一动不动。眼泪从眼角滑下来,流进耳朵里。---第十一章 蜕变那夜之后,林砚变了。

他不再回避她。相反,他开始刻意制造偶遇,开始在放学后绕道去她店门口,

开始找各种理由出现在她面前。“姐,我妈让我送饺子过来。”“姐,

我家有张电影票多出来了,你要不要看?”“姐,我数学题不会,你能教教我吗?

”她知道他在撒谎。但她不戳破,只是笑着接过饺子,接过电影票,接过他递来的作业本。

有时候,她会摸他的头,说:“傻小子。”有时候,她会叹气,说:“你长大了,

不能再像小时候那样了。”但他不懂“不能再像小时候那样”是什么意思。他只知道,

他想见她,想靠近她,想闻她身上的味道,想听她的声音。他开始注意自己的形象。

以前随便套件T恤就出门,现在会在镜子前站半天,摆弄头发,整理衣领。

他开始在意她看自己的眼神,想知道她眼中的自己是什么样子。

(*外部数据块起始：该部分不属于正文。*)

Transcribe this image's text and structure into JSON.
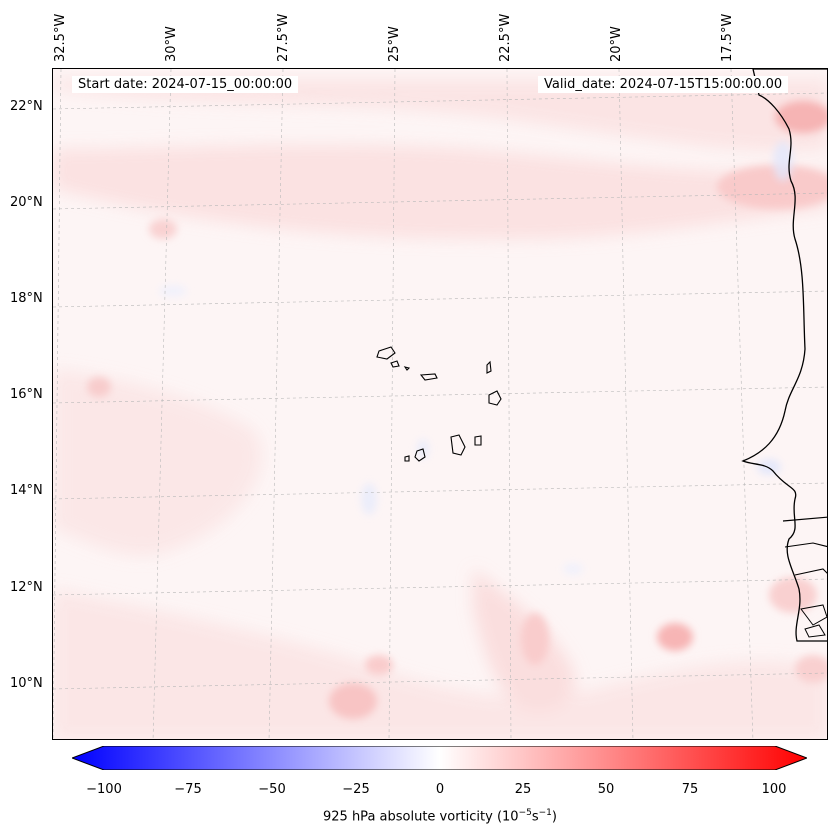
{
  "lon_labels": [
    "32.5°W",
    "30°W",
    "27.5°W",
    "25°W",
    "22.5°W",
    "20°W",
    "17.5°W"
  ],
  "lat_labels": [
    "22°N",
    "20°N",
    "18°N",
    "16°N",
    "14°N",
    "12°N",
    "10°N"
  ],
  "start_date": "Start date: 2024-07-15_00:00:00",
  "valid_date": "Valid_date: 2024-07-15T15:00:00.00",
  "colorbar": {
    "ticks": [
      "−100",
      "−75",
      "−50",
      "−25",
      "0",
      "25",
      "50",
      "75",
      "100"
    ],
    "label_main": "925 hPa absolute vorticity (10",
    "label_exp1": "−5",
    "label_mid": "s",
    "label_exp2": "−1",
    "label_end": ")",
    "min_color": "#0000ff",
    "max_color": "#ff0000",
    "neutral_color": "#ffffff"
  }
}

他开始嫉妒。

嫉妒那个和她说话的男人,嫉妒那个和她一起下班的同事,

嫉妒任何一个能光明正大站在她身边的人。他不知道这种感觉叫什么,

只知道每次看见她和别人说说笑笑,心里就像被人攥住一样,喘不过气来。他开始失眠。

躺在床上,脑子里全是她。她的脸,她的声音,她身上的味道,她抱着他时的温度。

那些记忆像电影一样,一遍一遍地回放,每一次都比上一次更清晰,

每一次都比上一次更让人难受。他开始写日记,写得比以前更多。

“今天看见她和那个男的一起走。他们有说有笑的。我站在远处看,手攥得生疼。

”“她叫我‘傻小子’。我不喜欢这个称呼。我想让她叫我名字,像以前那样。

”“我想抱她。想得发疯。”“我是不是变态?”这句话,他写了又划掉,划掉又写上。